In the wake of Coach’s Haring-inspired S/S18 collection, which arrives in stores today, we examine the artist’s enduring impact on fashion
- TextBenjamin Hammond
Three decades after his death, Keith Haring’s graffiti-like squiggles are still synonymous with the city’s downtown art scene. Though he died young, at just 31, the artist left an indelible impact on the worlds of art and fashion, continuing to inspire today. His work has been appropriated by designers such as Rei Kawakubo, Stephen Sprouse, Vivienne Westwood, and most recently Stuart Vevers of Coach, who collaborated with Haring’s estate for his S/S18 collection, which arrives in store today.
For this collection, Vevers incorporated the artist’s instantly recognisable graphics into the clothes, but also drew inspiration from who he was as a person – particularly his relationship with New York. “[Haring] was very much connected with real life, the everyday and the city,” the designer explains. “Like Coach, his art was born from the streets of New York. It was inclusive and for everyone. I’ve loved celebrating Haring’s work and values in our S/S18 collection, which ultimately is a celebration of New York’s diversity, energy, creativity and optimism.”
Born in Philadelphia, Haring moved to New York when he was 20 – a move that proved pivotal to his career. Upon his arrival, he immersed himself in the city’s thriving downtown art scene, curating exhibitions at Mudd Club, performing regularly at Club 57 and forming friendships with fellow artists such as Andy Warhol and Jean-Michel Basquiat, along with the princess of pop herself, Madonna.
He also took his art to the streets: armed with chalk, Haring covered empty ad spaces with his signature twisting lines and dancing figures (which even appeared on the sleeve of David Bowie’s 1983 single, Without You).
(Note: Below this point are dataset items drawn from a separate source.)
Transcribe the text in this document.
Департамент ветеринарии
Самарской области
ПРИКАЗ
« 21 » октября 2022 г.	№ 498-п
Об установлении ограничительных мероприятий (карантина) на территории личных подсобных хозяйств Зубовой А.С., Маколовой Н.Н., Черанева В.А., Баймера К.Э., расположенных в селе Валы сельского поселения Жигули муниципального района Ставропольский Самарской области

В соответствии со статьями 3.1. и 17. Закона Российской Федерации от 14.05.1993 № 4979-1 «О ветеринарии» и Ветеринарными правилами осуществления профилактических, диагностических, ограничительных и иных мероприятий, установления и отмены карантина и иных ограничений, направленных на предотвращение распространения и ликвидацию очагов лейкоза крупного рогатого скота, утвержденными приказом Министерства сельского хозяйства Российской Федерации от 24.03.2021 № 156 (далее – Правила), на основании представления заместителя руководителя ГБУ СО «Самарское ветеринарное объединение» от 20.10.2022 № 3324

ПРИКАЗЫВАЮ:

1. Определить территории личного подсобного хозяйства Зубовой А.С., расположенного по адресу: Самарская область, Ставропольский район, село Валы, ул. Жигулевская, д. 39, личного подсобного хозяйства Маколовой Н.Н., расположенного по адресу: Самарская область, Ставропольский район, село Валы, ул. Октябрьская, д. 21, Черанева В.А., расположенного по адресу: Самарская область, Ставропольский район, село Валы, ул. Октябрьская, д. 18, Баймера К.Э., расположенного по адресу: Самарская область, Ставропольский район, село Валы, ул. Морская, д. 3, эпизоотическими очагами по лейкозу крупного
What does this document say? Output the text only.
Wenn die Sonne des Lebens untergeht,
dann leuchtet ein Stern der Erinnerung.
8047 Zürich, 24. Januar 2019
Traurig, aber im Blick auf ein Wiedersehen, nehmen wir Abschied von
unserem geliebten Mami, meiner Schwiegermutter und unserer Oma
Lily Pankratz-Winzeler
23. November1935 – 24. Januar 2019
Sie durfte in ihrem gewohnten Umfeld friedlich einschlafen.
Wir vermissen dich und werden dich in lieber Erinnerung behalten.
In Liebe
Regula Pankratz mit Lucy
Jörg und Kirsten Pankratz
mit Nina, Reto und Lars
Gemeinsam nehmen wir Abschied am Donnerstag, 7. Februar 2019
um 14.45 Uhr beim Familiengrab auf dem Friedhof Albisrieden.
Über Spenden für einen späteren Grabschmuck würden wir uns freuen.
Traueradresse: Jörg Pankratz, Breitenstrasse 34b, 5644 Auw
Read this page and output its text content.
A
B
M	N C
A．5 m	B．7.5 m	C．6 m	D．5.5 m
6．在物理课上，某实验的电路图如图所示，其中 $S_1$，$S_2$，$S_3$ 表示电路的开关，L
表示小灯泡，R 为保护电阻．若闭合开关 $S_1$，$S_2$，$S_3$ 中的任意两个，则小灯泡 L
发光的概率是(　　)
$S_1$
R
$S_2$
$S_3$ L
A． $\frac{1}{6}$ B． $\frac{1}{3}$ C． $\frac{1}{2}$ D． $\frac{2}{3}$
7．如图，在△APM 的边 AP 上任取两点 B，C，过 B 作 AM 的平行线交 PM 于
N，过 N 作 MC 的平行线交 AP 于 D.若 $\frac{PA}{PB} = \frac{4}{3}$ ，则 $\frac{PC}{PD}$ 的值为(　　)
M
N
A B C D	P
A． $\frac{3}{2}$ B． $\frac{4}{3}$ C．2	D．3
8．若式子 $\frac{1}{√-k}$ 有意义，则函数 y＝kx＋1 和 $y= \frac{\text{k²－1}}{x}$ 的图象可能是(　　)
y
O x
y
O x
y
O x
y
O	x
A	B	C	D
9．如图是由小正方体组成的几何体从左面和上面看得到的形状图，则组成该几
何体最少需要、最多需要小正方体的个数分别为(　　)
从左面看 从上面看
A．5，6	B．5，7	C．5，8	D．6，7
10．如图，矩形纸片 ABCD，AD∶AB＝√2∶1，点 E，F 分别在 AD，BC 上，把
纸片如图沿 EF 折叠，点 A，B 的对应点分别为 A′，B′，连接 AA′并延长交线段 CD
His doodles also appeared on clothing worn by Madonna, and Grace Jones’ naked body.
Whilst Haring’s illustrations are vibrant and outspoken, his personal style was quite the opposite. Oval glasses, a tight white tee and mid-wash jeans became synonymous with the artist – a decidedly muted sartorial output from a man who would go on to impact fashion so much.
Haring may not have set out to leave such a legacy, but his is one that will no doubt continue to reverberate across art and fashion for many years yet.